When you write implements Database.Batchable<sObject>, the Apex compiler verifies your class has exactly these three methods with the correct signatures. Miss one, get the wrong return type, or use a wrong parameter type, and the class won’t compile.

This contract is what allows Database.executeBatch(new MyBatch()) to be type-safe: the platform knows it can call start, get back a QueryLocator or Iterable, chunk the results, call execute for each chunk, and call finish at the end.

Why the interface model (vs a base class)?

Salesforce uses interfaces over abstract base classes throughout the async APIs:

  • Database.Batchable<T> — batch
  • Queueable — queueable
  • Schedulable — scheduled
  • Database.AllowsCallouts — batch callout opt-in
  • Database.Stateful — batch state opt-in
  • Database.RaisesPlatformEvents — batch publishing platform events

Interfaces let you compose capabilities. A single class can implement Database.Batchable<sObject>, Database.AllowsCallouts, Database.Stateful, and Schedulable all at once — declaring “I’m a stateful batch that does callouts and can also be scheduled.”
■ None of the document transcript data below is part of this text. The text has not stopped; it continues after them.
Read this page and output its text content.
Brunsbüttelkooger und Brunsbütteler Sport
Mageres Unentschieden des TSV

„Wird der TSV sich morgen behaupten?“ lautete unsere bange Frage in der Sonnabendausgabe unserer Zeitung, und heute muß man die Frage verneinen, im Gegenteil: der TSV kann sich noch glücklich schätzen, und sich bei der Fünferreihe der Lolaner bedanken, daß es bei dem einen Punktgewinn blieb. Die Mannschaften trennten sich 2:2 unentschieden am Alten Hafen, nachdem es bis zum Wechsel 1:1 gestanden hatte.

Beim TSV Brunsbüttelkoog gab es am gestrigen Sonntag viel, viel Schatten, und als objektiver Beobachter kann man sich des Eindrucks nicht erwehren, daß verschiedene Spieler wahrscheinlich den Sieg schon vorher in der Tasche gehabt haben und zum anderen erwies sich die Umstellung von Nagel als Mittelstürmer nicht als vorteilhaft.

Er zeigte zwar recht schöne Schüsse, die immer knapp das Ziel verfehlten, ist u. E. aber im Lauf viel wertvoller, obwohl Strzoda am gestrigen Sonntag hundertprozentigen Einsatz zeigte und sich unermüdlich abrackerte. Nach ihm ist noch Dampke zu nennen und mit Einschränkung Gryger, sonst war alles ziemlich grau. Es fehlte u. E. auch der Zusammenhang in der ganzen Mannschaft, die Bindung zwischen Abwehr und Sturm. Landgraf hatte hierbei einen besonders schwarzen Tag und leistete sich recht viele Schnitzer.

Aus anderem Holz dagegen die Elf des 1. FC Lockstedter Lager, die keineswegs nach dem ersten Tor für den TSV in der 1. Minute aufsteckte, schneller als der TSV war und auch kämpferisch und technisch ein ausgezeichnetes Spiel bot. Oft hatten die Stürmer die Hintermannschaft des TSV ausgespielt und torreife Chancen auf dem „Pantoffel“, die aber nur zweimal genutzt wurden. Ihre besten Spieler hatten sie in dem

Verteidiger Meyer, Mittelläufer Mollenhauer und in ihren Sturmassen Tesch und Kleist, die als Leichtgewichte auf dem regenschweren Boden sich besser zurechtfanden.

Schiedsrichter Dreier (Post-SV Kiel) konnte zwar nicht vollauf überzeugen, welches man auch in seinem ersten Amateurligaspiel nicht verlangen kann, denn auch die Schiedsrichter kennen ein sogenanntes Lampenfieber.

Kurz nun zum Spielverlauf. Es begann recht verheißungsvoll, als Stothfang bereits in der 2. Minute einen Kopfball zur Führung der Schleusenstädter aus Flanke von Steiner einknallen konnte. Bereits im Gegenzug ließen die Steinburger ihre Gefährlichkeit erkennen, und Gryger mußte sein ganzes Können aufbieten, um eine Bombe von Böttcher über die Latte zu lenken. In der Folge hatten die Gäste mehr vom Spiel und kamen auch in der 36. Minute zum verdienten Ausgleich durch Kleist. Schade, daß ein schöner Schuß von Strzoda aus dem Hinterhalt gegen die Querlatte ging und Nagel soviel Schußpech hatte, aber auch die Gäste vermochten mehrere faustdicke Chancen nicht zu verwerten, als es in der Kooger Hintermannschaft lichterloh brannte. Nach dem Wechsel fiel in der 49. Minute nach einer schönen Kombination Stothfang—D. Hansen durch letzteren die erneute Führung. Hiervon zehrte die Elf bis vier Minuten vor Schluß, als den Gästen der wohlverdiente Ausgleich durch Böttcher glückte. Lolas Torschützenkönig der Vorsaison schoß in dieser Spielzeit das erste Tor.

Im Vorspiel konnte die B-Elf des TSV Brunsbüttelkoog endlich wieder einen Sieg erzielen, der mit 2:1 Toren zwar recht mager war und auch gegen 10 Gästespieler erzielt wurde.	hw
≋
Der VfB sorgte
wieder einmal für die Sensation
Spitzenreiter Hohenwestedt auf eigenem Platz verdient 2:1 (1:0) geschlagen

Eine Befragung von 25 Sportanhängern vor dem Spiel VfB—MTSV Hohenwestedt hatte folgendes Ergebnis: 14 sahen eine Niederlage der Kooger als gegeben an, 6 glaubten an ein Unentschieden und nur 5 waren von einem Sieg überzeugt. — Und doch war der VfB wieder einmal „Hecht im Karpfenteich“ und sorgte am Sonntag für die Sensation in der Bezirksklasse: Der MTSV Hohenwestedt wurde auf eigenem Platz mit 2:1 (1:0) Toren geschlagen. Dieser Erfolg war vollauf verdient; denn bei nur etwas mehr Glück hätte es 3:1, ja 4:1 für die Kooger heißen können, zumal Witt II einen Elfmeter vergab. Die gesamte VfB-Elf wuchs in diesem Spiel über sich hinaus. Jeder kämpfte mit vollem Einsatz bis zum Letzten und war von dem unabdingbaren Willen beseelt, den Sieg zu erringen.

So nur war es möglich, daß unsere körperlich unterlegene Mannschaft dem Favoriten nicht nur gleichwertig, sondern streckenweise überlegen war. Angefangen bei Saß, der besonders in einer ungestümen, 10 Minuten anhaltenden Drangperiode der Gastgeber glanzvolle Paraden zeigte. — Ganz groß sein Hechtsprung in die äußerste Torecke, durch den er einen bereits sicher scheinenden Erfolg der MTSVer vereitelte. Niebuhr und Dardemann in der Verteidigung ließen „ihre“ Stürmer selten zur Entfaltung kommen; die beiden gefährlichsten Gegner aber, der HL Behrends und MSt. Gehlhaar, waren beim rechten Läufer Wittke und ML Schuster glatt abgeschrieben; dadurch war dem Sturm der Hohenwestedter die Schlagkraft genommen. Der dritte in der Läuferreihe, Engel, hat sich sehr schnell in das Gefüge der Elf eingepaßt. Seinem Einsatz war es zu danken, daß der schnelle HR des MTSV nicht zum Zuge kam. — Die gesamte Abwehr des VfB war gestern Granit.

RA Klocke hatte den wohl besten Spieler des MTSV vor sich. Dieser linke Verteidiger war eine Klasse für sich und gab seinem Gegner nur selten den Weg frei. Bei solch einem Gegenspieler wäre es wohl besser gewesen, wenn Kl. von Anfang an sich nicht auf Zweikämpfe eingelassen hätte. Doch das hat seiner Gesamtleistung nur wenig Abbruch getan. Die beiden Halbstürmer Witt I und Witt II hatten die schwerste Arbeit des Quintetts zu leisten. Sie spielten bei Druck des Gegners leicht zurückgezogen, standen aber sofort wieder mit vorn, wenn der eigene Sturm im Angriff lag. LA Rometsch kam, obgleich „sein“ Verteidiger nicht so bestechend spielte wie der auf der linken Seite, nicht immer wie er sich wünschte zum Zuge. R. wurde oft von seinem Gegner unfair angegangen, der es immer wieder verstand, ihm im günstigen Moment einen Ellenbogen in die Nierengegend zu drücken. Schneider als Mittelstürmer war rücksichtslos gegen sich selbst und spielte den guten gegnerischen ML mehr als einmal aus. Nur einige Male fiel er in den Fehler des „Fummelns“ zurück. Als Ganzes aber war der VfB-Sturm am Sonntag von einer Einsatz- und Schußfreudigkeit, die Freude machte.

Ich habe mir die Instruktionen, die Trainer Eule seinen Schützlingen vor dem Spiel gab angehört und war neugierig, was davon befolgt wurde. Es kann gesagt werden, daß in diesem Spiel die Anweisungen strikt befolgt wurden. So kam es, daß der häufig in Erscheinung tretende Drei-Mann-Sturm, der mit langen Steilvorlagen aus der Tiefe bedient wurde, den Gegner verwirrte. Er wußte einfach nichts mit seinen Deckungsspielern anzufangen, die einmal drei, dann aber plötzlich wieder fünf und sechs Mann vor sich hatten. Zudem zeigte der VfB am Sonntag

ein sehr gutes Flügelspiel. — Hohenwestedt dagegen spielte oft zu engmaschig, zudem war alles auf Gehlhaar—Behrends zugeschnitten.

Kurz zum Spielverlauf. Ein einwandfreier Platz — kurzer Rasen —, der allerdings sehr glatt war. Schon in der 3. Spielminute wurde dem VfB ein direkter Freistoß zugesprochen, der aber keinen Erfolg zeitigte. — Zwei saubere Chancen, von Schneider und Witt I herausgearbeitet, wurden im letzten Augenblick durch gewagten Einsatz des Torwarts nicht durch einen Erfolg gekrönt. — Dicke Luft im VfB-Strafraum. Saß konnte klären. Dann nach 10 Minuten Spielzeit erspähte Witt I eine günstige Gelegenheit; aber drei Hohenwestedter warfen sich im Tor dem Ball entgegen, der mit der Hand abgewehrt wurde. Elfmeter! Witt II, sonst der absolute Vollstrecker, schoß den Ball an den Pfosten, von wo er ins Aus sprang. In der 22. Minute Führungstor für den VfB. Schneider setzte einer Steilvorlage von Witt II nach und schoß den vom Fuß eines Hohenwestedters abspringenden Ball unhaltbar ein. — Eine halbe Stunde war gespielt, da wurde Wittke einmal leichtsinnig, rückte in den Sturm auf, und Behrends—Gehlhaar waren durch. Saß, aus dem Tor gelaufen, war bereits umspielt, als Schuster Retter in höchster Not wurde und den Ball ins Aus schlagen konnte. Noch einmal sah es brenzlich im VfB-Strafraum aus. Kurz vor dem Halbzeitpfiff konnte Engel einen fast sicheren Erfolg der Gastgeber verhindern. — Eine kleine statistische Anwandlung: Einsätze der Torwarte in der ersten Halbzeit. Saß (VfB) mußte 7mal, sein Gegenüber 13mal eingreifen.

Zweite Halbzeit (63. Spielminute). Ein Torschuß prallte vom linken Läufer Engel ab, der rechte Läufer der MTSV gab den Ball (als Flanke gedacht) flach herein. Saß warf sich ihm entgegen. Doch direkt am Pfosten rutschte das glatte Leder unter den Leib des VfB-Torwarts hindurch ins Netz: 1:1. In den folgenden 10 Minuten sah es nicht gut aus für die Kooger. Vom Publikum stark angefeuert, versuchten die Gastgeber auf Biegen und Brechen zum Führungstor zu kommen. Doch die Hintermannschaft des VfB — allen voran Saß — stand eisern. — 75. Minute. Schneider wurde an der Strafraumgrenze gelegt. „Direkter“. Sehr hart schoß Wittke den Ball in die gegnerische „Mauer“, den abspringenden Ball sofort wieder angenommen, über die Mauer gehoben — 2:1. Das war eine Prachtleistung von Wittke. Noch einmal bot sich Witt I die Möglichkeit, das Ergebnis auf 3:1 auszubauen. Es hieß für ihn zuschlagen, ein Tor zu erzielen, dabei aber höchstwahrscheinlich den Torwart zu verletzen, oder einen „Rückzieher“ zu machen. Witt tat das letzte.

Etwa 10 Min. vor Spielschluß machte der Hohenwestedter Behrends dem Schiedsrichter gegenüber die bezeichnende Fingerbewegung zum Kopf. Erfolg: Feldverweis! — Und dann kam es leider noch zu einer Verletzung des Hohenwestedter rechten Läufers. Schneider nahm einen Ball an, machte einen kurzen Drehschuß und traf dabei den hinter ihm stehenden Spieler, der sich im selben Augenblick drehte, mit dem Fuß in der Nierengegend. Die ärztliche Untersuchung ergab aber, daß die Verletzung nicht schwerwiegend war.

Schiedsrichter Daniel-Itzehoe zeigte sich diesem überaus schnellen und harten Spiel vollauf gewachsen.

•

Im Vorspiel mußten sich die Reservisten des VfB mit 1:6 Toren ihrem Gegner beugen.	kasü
public class MegaBatch implements
    Database.Batchable<sObject>,
    Database.Stateful,
    Database.AllowsCallouts,
    Schedulable
{
    // ... start, execute, finish, plus execute(SchedulableContext)
}

This composability would be hard with a single base class.

What you get for free

Once the platform recognizes your class as Database.Batchable:

  • Chunked transactions — each execute runs in its own transaction with its own governor limits.
  • Up to 50 million records in start via QueryLocator.
  • Automatic enqueuingDatabase.executeBatch returns immediately; the platform handles scheduling.
  • Monitoring — every job creates an AsyncApexJob record visible in Apex Jobs UI.
  • Email on uncaught exceptions — Salesforce notifies the apex exception recipients.

None of those are things you have to code; they come from implementing the interface and using the official entry point.

Common interview follow-ups

  • What if I implement only two methods? — Compile error.
  • Can I override the signatures? — No. They’re fixed by the interface.
  • What’s the difference between Database.Batchable<sObject> and Database.Batchable<Account>? — The T parameter only affects the type-hint in execute(... List<T> scope). Using sObject is more flexible; using a concrete type is slightly more type-safe.

Verified against: Apex Developer Guide — Database.Batchable Interface. Last reviewed 2026-05-17.